Review by Frank Plowright
Even without knowing the background, there’s a difference to Goof-Off at Gomer Corral. More so than for a long time André Franquin is relying on others to supply the ideas he works into strips, always credited, a fair amount of strips are only half pages, or even single tier, and there’s quite the dark tone to a few of them. Part of the reason is rather than collecting a year’s worth of strips as the earlier Gomer Goof collections do, the work here spans several years from 1974 to 1978.
The reasons are several. After so long on the same strip Franquin wanted to explore other ideas, and collaborating with his longtime friend Yvan Delporte on a new humour magazine Trombone appealed. It enabled him to work through bleaker humour concepts prompted by recurring depression that slowed his work rate, eventually collected in English as Die Laughing, and finding writing easier than drawing, he began a series of stories about the witch Isabelle, as yet unavailable in English. It all led to vastly fewer Gomer strips appearing in Spirou.
With an awareness of the background it’s possible to speculate about the strips reproduced here. Is it coincidental that companionship and friendship are far stronger themes that usual? There have been strips of Gomer and Miss Jeanne’s innocent dates, but here Gomer has a continuing romantic fantasy about her involving them lost at sea. Gomer’s friend Jules also appears more often than previously, he and Gomer palling about and working on projects jointly. Also, is a sequence of gags about building walls from the books in the Spirou archive significant? There are also more pointed gags targetting editor Prunelle, which is explained by Franquin not entirely at home with a change of editors at Spirou.

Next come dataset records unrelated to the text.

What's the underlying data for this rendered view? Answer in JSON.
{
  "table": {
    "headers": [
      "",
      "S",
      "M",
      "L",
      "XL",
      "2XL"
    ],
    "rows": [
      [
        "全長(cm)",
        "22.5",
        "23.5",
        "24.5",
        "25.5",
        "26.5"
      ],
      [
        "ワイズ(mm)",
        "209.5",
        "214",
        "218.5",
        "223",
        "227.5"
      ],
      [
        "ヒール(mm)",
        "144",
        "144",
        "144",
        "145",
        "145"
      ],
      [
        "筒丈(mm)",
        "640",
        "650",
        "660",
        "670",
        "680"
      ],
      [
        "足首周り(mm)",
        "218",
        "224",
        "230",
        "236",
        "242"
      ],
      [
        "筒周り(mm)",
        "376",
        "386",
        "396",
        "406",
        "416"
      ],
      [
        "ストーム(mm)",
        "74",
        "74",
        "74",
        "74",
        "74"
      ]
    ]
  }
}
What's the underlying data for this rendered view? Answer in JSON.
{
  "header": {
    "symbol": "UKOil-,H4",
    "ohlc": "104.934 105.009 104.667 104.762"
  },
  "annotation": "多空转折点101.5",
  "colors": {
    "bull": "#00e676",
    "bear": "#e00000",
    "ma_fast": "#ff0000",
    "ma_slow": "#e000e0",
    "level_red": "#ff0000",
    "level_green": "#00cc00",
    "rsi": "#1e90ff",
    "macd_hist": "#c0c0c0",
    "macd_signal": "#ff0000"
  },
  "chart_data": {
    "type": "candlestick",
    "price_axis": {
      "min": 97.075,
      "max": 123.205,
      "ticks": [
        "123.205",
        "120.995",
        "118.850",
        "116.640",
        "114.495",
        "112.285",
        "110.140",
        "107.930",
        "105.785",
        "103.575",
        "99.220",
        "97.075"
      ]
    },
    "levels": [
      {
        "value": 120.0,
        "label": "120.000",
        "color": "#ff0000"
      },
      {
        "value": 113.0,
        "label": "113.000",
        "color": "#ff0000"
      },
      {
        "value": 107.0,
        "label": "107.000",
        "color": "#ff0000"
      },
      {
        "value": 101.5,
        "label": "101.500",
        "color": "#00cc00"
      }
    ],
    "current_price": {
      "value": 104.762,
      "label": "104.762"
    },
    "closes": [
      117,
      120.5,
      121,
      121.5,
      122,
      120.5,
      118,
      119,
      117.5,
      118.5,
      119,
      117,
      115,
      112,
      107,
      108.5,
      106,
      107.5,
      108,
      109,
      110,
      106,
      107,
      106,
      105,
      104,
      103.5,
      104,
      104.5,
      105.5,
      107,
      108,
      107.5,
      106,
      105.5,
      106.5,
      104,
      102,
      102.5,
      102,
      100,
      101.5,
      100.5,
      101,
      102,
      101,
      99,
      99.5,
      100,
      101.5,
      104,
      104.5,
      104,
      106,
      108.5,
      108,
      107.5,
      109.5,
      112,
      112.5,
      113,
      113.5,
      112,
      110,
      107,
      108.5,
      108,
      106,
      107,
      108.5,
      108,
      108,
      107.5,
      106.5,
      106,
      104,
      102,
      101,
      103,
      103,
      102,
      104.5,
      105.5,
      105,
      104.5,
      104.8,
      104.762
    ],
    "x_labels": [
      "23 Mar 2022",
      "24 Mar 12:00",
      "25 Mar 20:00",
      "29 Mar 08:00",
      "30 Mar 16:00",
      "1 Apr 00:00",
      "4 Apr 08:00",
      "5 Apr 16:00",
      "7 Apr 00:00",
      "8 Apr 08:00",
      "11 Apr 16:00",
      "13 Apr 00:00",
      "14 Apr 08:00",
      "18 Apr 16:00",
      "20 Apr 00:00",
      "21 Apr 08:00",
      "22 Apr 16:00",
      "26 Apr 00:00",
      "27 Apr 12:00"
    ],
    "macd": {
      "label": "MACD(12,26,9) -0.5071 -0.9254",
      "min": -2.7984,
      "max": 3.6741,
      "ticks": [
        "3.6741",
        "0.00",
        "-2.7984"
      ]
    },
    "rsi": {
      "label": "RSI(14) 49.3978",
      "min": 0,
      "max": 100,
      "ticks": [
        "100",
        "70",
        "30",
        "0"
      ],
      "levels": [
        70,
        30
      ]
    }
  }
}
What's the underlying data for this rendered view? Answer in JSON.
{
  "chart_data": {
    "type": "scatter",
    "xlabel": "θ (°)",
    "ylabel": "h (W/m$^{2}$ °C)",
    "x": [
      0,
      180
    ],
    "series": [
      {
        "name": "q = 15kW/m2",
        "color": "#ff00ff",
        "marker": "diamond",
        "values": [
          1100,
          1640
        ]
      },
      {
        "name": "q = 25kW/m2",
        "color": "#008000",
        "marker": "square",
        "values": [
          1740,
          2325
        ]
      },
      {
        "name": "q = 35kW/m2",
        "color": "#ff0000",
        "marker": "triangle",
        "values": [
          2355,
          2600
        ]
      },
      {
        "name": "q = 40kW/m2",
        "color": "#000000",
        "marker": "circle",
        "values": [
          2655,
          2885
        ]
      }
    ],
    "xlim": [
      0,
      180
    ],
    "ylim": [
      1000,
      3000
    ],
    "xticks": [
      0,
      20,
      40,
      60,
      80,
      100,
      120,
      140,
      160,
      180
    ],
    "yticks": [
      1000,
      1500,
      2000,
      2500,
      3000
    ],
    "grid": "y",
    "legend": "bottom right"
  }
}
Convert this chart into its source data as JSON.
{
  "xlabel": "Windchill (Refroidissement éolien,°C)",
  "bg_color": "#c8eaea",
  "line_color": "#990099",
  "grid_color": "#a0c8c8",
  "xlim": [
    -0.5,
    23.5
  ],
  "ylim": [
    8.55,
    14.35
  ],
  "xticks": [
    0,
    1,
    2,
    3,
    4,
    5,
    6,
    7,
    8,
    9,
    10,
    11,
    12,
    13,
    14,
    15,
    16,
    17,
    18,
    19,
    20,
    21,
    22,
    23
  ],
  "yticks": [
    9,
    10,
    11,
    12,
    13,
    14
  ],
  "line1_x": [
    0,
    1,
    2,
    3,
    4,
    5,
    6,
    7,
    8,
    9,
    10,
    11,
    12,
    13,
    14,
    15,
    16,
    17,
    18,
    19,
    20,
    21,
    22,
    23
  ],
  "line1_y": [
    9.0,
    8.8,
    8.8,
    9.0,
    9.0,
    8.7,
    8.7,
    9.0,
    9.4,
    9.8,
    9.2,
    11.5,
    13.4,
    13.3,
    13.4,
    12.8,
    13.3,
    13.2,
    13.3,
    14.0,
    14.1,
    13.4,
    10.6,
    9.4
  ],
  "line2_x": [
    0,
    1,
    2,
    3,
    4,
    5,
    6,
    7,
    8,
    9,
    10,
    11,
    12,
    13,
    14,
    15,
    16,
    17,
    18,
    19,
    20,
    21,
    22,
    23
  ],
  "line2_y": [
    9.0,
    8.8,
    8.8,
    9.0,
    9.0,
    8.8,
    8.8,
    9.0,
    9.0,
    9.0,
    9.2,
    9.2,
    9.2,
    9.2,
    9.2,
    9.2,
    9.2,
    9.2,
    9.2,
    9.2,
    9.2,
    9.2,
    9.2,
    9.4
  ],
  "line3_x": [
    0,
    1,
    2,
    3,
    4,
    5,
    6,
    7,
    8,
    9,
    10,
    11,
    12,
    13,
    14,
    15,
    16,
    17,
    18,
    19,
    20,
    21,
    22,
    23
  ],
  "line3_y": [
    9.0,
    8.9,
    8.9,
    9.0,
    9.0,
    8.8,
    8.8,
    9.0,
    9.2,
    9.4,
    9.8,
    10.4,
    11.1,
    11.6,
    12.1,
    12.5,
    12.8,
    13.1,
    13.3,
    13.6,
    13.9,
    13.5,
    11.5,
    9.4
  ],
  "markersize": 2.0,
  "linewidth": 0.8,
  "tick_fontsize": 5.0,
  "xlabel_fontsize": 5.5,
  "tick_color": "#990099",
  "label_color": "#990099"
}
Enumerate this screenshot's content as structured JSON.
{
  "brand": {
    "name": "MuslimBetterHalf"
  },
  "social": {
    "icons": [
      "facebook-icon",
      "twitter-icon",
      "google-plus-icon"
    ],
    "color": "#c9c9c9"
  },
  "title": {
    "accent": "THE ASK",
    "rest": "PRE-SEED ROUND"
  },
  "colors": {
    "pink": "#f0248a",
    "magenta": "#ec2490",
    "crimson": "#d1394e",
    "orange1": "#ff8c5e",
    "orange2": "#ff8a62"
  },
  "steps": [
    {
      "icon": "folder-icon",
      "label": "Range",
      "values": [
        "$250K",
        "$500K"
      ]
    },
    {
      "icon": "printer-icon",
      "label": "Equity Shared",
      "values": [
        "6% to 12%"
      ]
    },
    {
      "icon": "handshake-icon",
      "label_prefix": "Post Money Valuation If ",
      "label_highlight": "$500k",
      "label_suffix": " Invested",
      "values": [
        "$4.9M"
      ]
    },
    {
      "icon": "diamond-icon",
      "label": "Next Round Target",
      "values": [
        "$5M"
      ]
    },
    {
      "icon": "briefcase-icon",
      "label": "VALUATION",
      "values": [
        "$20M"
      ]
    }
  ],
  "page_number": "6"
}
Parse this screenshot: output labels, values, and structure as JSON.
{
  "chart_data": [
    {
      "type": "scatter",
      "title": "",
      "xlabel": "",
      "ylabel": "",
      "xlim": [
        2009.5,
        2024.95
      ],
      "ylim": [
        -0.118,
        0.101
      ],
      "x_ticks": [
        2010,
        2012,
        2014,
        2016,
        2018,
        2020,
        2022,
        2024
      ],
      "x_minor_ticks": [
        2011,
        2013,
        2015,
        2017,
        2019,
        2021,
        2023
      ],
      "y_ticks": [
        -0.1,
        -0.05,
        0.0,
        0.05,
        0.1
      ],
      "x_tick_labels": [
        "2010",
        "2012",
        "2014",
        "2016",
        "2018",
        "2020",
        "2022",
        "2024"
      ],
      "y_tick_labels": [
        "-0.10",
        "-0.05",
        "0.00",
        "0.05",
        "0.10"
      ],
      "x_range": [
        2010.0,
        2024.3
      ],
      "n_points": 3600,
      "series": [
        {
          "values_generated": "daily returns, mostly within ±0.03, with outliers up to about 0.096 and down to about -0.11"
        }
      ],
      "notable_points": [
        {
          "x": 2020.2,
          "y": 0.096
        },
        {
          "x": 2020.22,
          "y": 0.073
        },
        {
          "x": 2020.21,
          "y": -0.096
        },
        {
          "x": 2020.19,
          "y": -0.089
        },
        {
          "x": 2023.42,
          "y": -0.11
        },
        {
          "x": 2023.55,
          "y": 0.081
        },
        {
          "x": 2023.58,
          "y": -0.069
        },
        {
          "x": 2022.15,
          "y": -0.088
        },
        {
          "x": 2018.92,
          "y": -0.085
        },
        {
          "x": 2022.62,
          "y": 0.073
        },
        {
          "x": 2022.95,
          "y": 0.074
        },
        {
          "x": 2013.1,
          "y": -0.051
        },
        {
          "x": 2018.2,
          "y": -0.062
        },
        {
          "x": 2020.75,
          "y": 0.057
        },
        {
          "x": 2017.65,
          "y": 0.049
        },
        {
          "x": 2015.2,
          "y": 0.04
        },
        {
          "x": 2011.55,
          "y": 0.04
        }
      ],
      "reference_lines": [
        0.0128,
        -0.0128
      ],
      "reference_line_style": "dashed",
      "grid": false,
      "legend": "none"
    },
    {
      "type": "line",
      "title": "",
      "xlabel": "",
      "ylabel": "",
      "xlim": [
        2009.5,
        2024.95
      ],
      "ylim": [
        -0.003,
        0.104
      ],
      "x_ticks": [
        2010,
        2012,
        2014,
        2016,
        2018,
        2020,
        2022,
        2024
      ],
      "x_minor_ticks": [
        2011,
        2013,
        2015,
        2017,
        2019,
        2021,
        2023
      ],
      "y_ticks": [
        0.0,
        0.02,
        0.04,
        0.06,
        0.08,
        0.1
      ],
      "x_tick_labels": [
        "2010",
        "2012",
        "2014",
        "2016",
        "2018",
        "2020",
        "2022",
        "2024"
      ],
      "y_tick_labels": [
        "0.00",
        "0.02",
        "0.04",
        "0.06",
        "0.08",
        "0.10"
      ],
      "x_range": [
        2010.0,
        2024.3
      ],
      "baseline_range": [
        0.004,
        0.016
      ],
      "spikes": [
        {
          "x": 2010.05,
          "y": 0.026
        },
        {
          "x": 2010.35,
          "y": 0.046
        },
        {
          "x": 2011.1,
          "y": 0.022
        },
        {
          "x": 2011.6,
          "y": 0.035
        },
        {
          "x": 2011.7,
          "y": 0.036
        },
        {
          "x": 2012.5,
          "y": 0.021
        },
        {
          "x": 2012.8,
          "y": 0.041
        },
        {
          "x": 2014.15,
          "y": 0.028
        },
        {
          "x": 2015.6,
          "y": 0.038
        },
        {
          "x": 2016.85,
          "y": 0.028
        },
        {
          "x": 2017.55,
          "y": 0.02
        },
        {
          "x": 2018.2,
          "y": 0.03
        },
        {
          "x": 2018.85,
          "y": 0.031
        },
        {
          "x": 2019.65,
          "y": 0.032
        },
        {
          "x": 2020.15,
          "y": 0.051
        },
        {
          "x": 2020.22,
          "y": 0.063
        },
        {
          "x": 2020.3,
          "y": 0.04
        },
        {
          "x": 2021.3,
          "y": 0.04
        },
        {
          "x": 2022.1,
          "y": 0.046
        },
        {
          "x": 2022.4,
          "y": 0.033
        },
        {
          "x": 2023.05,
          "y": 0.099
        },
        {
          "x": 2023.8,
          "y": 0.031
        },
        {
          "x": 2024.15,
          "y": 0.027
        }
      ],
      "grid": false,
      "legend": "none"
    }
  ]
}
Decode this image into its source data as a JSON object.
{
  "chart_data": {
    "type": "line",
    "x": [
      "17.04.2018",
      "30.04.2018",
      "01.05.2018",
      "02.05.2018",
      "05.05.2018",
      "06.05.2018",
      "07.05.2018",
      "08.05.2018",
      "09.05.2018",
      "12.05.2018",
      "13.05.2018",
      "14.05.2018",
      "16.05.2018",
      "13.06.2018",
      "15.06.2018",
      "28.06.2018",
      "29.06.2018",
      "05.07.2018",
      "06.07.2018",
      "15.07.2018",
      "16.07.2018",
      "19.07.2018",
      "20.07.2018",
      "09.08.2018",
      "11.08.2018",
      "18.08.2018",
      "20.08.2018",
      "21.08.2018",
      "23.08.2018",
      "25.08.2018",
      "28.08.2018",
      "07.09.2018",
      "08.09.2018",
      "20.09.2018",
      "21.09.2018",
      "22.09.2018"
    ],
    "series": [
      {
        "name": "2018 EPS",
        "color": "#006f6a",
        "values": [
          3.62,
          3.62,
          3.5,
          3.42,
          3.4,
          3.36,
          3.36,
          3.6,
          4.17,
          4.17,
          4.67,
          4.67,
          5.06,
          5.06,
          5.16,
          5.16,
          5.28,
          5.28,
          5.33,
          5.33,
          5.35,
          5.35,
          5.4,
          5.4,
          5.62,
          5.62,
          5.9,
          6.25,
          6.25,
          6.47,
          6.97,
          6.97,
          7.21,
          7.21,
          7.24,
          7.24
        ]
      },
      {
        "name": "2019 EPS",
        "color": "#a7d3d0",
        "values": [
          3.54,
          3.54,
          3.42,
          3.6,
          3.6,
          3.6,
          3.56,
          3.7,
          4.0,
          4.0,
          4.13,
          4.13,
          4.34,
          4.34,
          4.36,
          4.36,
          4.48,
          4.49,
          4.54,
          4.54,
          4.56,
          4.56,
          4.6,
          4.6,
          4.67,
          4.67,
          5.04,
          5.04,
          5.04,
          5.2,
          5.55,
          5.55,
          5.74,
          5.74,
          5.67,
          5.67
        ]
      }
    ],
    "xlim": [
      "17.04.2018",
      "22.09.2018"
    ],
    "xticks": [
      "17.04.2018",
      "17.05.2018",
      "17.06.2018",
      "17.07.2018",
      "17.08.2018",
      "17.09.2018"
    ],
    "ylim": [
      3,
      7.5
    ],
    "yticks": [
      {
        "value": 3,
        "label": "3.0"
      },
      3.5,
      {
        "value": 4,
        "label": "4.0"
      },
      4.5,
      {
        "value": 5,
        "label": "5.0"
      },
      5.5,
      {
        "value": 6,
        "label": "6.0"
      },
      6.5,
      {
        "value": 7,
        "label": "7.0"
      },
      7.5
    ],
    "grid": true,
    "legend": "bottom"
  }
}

In terms of layouts, many more pages featuring eight panels or fewer on a page, and the top half page of the sample art is dark indeed for a Gomer Goof strip aimed at children.
However, looking at Goof-Off at Gomer Corral without considering any of the above displays amazing cartooning and continued capacity to mine new material from old subjects, such as the constantly frustrated attempts to sign Masmaeker’s contracts. That’s what counts, and although this isn’t peak Gomer Goof, by any other standards it’s very good indeed.